The Texas Public Policy Foundation’s Right on Health Care campaign announced its reform agenda to give patients more control of their health care decisions. By focusing on patient-centered reforms, Texas can make prescription drugs more affordable, increase access to medical professionals, open up new models for delivering care, make pricing more transparent, and allow insurers and employers more flexibility in designing coverage options.
“Texas made great strides toward putting patients back in control of their health care decisions in the last legislative session,” said Right on Health Care Director David Balat. “Our agenda builds upon that success and goes even further in opening up new models for coverage, cutting out the middlemen driving up drug prices, and increasing access to physicians and other health care providers.
“We’re going to protect the rights of patients in billing disputes,” Balat added, “and make sure they have pricing information before they receive services. We want to give patients as many choices as possible by letting states take control of their ACA exchanges, approving licensure reciprocity for physicians and nurses, and helping under-served and rural areas get better access to care.
“Texas has a tremendous opportunity to be the national leader in patient-centered health care reform and to set the example for states around the country.”
TPPF’s Right on Health Care Agenda:
Allow doctors to provide drugs directly to patients. Texas should allow physicians to directly provide medications to patients in order to cut down wait times at pharmacies, improve patient health by increasing adherence rates, and lower costs by reducing the use of emergency care if they’ve had an adverse reaction. This model has proven to enhance adherence by patients and we believe there is a way physicians and independent pharmacists can make this model a reality this upcoming session.
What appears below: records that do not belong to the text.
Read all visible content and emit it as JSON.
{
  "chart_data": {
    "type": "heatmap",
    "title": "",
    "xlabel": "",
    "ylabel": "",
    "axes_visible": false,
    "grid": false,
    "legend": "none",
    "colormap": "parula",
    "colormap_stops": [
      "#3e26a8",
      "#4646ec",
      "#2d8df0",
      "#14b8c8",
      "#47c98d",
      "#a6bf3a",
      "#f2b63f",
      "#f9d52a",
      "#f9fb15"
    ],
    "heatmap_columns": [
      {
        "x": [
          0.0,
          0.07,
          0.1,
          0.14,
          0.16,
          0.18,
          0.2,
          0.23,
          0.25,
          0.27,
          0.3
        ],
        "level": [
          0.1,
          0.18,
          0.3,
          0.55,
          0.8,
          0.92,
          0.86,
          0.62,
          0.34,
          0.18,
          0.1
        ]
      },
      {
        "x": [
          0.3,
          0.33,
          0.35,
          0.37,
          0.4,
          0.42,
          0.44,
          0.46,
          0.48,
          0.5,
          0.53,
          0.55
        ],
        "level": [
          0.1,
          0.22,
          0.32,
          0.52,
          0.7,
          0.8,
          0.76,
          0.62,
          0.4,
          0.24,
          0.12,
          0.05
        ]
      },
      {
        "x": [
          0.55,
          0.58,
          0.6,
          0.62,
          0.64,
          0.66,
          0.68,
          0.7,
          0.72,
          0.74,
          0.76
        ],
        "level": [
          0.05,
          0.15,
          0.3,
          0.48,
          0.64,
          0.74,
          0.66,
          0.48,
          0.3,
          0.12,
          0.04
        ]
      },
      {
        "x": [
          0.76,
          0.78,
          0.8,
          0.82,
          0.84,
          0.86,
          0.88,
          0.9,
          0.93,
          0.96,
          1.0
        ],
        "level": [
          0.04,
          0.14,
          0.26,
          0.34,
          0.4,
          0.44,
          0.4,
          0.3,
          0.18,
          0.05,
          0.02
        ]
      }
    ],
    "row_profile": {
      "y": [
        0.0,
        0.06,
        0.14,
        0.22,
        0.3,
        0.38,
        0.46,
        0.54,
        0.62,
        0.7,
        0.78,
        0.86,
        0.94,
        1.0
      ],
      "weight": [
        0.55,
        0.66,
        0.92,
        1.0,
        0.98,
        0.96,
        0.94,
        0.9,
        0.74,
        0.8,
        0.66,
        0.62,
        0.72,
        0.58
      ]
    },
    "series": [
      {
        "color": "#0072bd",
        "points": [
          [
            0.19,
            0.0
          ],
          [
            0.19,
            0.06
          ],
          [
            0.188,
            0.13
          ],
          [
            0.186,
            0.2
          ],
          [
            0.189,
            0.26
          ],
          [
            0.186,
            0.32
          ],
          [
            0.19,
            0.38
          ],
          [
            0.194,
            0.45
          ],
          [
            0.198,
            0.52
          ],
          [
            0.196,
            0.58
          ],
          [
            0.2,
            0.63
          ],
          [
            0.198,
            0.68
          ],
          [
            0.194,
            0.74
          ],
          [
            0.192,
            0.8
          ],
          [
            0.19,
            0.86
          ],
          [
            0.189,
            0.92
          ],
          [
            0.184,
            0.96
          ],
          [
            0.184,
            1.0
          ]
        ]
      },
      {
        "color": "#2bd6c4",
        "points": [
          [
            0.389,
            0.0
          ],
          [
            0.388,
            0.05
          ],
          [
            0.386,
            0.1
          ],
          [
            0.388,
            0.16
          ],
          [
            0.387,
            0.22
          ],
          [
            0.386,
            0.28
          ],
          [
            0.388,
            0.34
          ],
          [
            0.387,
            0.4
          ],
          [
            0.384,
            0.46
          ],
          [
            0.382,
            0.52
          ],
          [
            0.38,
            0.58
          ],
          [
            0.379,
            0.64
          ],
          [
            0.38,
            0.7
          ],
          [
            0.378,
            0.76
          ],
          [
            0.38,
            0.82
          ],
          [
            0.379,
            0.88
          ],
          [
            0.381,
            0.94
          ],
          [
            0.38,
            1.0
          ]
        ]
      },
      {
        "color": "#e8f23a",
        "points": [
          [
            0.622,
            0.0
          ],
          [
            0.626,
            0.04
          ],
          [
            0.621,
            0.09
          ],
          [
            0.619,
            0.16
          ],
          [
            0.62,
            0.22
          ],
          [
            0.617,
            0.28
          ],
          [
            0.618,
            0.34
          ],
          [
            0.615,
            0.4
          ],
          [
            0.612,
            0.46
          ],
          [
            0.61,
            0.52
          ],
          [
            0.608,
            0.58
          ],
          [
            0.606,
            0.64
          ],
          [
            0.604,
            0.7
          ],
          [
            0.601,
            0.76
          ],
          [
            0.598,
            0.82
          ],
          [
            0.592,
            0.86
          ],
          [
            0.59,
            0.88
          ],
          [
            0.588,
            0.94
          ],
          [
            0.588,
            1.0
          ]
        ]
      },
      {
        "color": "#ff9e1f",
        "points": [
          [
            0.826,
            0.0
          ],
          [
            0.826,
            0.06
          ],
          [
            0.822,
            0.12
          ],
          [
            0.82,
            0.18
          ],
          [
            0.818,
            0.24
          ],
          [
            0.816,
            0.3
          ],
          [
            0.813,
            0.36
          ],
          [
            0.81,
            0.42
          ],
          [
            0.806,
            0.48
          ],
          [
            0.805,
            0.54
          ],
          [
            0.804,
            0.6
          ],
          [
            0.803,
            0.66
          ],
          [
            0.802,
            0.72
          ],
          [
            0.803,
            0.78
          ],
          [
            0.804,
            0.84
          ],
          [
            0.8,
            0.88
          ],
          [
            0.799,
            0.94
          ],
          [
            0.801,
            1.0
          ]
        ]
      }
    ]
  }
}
Create association health plans. Texas should allow individuals and small groups to form an association for the purpose of spreading risk for a large group plan. Large group plans enjoy lower rates and better benefits due to the distributed risk, and these benefits may be enjoyed by independent contractors and gig workers alike who choose to form or join an association.
Approve licensure reciprocity for physicians and nurses. Texas already has more than 20 health care license reciprocity laws that allow for an increase in certain providers. Allowing out-of-state physicians and nurses to practice in Texas will open options for patients to get the kind of care they want and need, particularly considering strained facilities due to COVID-19.
Give patients pricing information prior to scheduled services. Patients rightly believe that receiving pricing information before they make health care decisions will lead to lower costs and better care, and will help them avoid surprise billing. Quick access to services, like COVID-19 testing, helps get patients healthier sooner, but patients need to know that exorbitant bills aren’t waiting for them after being treated. Texas should make it mandatory for medical providers and facilities to give patients the price for non-emergency procedures and treatments before performing them.
Protect patients from payment discrimination. Texas should ensure that a patient has the right to obtain funding for payment in whatever manner they choose. A health care provider may not prohibit an uninsured or cash pay patient from seeking funds from any third party that is not an insurance company or a health plan in exchange for a discount or cash price.
Strengthen patients’ rights in third-party negotiations. Texas should guarantee that a patient has the right to timely authorization of a third party to negotiate bills. A health care professional must, within five business days of a patient’s written request, authorize a designated third party to discuss an account or negotiate a bill on behalf of the patient. A health care provider may not send or threaten to send to collections a bill that is under a good faith negotiation with the patient or an authorized third party.
Approve licensure or pathway for assistant physicians. Texas should allow medical school graduates who did not match with a residency to practice and be reimbursed under a collaborative agreement, and to practice only in medically under-served rural or urban areas.
1332 waiver implementation. Texas should request a 1332 waiver, a component of the Affordable Care Act, that allows states to take control of their exchange and design the offerings with more flexibility consistent with the needs of the state.